View Full Version : Nhs scoop top award

29-Jun-12, 12:14
Health formula from NHS Highland "an innovative concept"

FOR the second year running, NHS Highland has picked up a prestigious national award. NHS Highland’s Clinical Advisory Group won the top award for their work on developing clinical infrastructure “Growing Quality from the Roots Up”.
The winners were announced in Glasgow on Friday (22nd June 2012) at the leading health event in Scotland. The Group, which was established last year, provides expert advice to senior managers across NHS Highland on drugs and treatments to ensure they are both clinically and cost effective.
Denise Coia, Chair, Healthcare Improvement Scotland who judged the posters in this category said: “This is an innovative concept and will really improve the service that the Board delivers to its population.”

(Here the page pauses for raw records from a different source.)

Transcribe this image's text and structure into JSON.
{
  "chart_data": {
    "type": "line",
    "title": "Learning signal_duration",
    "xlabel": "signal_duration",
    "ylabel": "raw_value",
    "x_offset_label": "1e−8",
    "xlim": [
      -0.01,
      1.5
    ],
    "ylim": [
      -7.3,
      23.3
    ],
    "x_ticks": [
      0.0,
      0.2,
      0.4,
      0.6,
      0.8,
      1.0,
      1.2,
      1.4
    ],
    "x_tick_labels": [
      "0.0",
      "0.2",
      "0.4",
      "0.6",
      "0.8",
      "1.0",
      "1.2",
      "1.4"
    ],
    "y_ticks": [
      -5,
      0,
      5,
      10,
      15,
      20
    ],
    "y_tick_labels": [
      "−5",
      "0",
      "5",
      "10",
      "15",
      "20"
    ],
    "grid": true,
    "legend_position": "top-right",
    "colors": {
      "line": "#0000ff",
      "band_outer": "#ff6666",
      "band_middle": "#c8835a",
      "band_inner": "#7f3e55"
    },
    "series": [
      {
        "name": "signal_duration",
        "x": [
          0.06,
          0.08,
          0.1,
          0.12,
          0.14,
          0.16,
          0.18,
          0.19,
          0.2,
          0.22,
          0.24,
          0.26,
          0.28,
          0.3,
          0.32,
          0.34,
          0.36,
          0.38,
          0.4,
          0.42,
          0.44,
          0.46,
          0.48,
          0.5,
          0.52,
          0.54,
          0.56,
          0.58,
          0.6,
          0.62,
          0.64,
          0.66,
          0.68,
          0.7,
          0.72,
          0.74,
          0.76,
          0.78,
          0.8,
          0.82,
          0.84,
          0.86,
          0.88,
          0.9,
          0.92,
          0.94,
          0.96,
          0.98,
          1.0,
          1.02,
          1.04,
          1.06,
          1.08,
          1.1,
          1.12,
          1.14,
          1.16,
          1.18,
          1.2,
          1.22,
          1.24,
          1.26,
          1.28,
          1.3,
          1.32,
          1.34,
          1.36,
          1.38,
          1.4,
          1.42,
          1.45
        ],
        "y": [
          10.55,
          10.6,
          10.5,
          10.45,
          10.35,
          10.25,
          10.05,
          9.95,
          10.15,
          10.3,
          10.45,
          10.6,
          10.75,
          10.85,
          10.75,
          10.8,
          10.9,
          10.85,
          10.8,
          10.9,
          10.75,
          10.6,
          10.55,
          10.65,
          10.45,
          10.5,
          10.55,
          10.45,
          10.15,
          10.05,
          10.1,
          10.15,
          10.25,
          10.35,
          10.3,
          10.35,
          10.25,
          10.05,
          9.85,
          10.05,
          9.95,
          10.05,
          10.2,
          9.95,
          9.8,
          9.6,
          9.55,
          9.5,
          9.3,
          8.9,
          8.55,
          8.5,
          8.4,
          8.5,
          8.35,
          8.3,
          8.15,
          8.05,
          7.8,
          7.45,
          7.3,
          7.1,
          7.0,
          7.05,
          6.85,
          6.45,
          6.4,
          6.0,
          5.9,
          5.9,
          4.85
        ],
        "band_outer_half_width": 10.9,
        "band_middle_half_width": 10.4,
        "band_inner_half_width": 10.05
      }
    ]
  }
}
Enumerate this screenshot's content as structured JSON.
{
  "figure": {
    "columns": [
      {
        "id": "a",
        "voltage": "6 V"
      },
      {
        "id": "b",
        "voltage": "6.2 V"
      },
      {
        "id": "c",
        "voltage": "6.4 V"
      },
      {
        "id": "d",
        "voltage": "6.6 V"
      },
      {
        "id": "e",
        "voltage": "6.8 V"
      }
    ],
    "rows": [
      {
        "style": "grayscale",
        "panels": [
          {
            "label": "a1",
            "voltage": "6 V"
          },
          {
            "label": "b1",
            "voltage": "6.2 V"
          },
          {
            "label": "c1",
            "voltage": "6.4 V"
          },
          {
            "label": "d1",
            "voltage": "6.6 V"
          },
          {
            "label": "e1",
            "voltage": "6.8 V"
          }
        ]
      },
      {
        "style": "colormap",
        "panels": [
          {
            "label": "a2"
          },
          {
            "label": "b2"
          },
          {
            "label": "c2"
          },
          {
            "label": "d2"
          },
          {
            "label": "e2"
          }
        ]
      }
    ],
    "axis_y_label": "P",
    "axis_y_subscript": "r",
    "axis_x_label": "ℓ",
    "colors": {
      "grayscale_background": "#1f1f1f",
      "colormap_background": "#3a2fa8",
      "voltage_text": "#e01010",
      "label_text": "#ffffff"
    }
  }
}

Noelle O’Neill, Public Health Scientist, and also a member of the Core Clinical Advisory Group, designed and presented the poster. Noelle commented: “The poster generated a lot of interest and I was delighted to receive the award on behalf of the Group (photo below). The poster was deliberately simple in its design to clearly emphasise the strong, inclusive and transparent decision-making process of this Group.”
Elaine Mead, Chief Executive for NHS Highland, said: “I’m delighted that our staff are getting national recognition for some of the quality improvement work they are leading on. The examples we put forward reflect our whole ethos of improving quality of services and care for patients. The work is peer reviewed and so it means a lot to the teams. We are all part of the NHS family and it is really important that we share our work as well as learn from others.”
Work being led by senior doctors, nurses, pharmacists across Raigmore, Belford, Caithness General and Lorn and Islands Hospital was also highly commended under categories of Safe and Effective.
In the safe category, NHS Highland was recognised as leading work to improve the assessment for the risk of Venous Thromboembolism (VTE) for patients who are admitted to hospital.
Andy Longmate, National Clinical Lead for Patient Safety and Quality said: “This is a fantastic aim, which will improve high levels of reliability and outcomes for patients.”
Mary Anne Gillies NHS Highland’s Manager for the Patient Safety Programme who attended the event said: “As a team we are really delighted to get this recognition. It reflects a huge amount of work by many staff pulling together to improve care of patients when they come into hospital.”
Work to improve prescribing of antimicrobial antibiotics in the surgical division in Raigmore Hospital was highlighted as comprehensive work. Getting prescribing right is a complex area but is crucial to reducing risks of getting infections such as Clostridium difficile.
Commenting on the Highland work, Gerry Marr, Chief Executive, NHS Tayside said: “This is a comprehensive cycle of audit of guidelines, education and feedback of data which is really driving improvements.”
Over 450 poster abstracts were submitted to the leading health event in Scotland. These submissions were reviewed by a panel of experts and from these just 140 were selected to be displayed at the event. Winners were presented for five categories Safe, Effective, Efficient, Person-centred and infrastructure, and in each category two posters were given the status of highly commended.